Obviamente, es difícilmente imaginable que todos estos elementos se den en un grado óptimo y en un mismo momento. Esto es lo que hace pensar en la democracia como un sistema que debe ser continuamente revisado para, cuando sea necesario, replantear lo que se muestra insuficiente con respecto a las posibilidades reales de realización que se dan en ese momento.

Así, no podemos hablar de «la» democracia, sino de «una» democracia que es la que hemos logrado articular hasta el presente, pero que lleva en sus entrañas las posibilidades de desarrollarse mucho más allá. Si hablábamos hace un momento de participación, de igualdad, de libertad, de justicia… qué duda cabe que todos ellos son valores de tan profundo contenido que dan para mucho en su concreción estructural e institucional.

La democracia debe preguntarse una y otra vez qué es, qué puede ser y qué debería ser. El valor intrínseco de su propuesta hace que no pueda darse por satisfecha jamás, que deba plantearse siempre como un objetivo al servicio del cual vale la pena poner los medios que tengamos al alcance.

Pensar que nuestras democracias son deficitarias no debería sorprendernos en absoluto; y mucho menos desanimarnos o desentusiasmarnos. A menudo nos abandonamos a la vaga convicción de que las instituciones, sistemas, principios, etc. que hemos creado son perfectos, universales y eternos, cuando estas tres son características impropias del ser humano y, por ende, de sus creaciones. Lo «normal» es que nuestras democracias sean perfectibles, mejorables. Lo deseable es que aquello de lo que adolecen, sea por desconocimiento o incapacidad de quienes en esos momentos tienen posibilidad de incidir sobre ellas, y no por voluntad de que no sean mejores de lo que pueden ser. Eso supondría una traición a los fundamentos del propio sistema.

Los fundamentos de la democracia son mucho más de carácter ético que de carácter procedimental, aunque este último forme parte ineludiblemente del sistema. Los procedimientos, los métodos, las instituciones, las formas, las reglas del juego son indispensables para que un sistema, el que sea, funcione. Pero no son todo el sistema. Lo que puede distinguirlo de otros son los principios sobre los que se fundamenta y que inspiran tal estructura y articulación de elementos. Y estos principios son de carácter ético.

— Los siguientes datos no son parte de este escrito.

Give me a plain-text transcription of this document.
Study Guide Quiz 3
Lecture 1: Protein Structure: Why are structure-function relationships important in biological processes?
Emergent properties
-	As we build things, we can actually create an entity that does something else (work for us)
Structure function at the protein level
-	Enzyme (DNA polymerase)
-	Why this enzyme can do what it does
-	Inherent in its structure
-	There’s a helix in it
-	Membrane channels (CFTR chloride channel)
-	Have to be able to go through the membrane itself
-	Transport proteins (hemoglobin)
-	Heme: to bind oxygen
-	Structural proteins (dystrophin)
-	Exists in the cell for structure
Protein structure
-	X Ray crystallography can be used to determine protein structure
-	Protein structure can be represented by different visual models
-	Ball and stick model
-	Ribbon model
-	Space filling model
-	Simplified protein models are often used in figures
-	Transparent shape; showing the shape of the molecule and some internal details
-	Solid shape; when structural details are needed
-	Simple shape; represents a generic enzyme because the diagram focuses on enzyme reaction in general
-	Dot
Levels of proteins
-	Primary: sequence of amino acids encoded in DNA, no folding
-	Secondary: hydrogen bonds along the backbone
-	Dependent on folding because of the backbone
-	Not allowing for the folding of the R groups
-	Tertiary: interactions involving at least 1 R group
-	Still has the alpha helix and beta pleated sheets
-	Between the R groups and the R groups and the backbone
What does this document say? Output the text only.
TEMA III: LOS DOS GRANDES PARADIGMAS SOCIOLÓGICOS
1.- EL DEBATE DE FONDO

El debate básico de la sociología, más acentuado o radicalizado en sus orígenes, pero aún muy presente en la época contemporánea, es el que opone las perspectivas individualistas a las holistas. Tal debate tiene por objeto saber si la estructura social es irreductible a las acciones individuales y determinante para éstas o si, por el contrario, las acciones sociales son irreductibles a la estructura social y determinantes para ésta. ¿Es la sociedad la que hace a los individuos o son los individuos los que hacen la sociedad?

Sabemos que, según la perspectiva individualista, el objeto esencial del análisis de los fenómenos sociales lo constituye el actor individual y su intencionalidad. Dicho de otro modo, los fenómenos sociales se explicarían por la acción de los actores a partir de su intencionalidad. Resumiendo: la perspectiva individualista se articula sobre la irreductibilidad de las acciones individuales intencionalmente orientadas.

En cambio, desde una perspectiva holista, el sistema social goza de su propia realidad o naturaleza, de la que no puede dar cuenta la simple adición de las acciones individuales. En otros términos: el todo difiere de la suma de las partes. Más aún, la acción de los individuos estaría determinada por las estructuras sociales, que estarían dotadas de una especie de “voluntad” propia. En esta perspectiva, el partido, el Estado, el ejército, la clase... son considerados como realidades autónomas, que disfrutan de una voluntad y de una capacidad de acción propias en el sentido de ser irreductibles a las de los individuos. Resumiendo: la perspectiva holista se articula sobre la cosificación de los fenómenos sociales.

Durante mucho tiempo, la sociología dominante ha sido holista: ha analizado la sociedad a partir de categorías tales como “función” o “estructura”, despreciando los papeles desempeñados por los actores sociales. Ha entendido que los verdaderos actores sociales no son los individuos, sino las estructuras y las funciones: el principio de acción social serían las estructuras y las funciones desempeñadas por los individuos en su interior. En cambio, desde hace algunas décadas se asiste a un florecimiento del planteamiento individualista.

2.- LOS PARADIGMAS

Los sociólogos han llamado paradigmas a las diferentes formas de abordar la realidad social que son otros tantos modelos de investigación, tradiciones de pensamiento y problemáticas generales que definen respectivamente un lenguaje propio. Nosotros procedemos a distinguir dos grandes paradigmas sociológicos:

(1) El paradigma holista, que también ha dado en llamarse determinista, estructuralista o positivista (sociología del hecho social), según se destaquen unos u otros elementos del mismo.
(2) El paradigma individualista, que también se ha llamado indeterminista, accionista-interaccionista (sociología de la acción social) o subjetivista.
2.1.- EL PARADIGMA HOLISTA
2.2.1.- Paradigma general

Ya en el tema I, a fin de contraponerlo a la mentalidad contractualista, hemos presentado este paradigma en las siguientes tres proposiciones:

Ciertamente, el equilibrio entre una democracia que reduzca a meras estrategias la concreción de sus principios, construyendo estructuras aparentemente fuertes pero huecas, y otra que se diluya en una retórica moralista que no sabe hacer uso de los procedimientos, no puede ser sencillo. Pero debe aspirarse a él, puesto que es ahí donde radica la bondad de esa democracia que deseamos que se extienda a más lugares. Una democracia que funcione y que mantenga un rumbo decidido en bien de la dignidad del ser humano.

Para todo ello es fundamental la conciencia que los individuos tengan de todo ello, la cultura que se propugne, la educación ciudadana que se fomente. Cuando decimos que la democracia ha de preguntarse, ha de revisar, ha de replantear, no podemos olvidar que es cada uno de sus ciudadanos quien debe hacer esto. «La democracia» es nadie; los artífices de la democracia deberíamos ser todos. Pero todos de verdad. Por supuesto, no se trata de la politización completa de la sociedad. No demandamos que todo el mundo se implique en la dimensión estructural de la política. Pero sí hay una parte del carácter de lo político que incumbe a todo individuo. El desentendimiento completo de lo que sucede a nuestro alrededor y con nosotros mismos, la apatía por las cuestiones que diseñan el marco de vida que compartimos, son síntomas de una enfermedad del individuo y de la sociedad. Habrá quien se desarrolle personalmente participando mucho más directamente en la gestión de lo público, de lo común. Adelante con ello; es necesario que así sea tanto como inviable que eso lo hagan todos. Pero la indiferencia de algunos denota un empobrecimiento de una dimensión al menos igual de humana que la estrictamente individual.

Si pretendemos ofrecer a otros la propuesta democrática debemos intentar garantizar nuestra coherencia con ella. No sea que les estemos entregando una estructura vacía.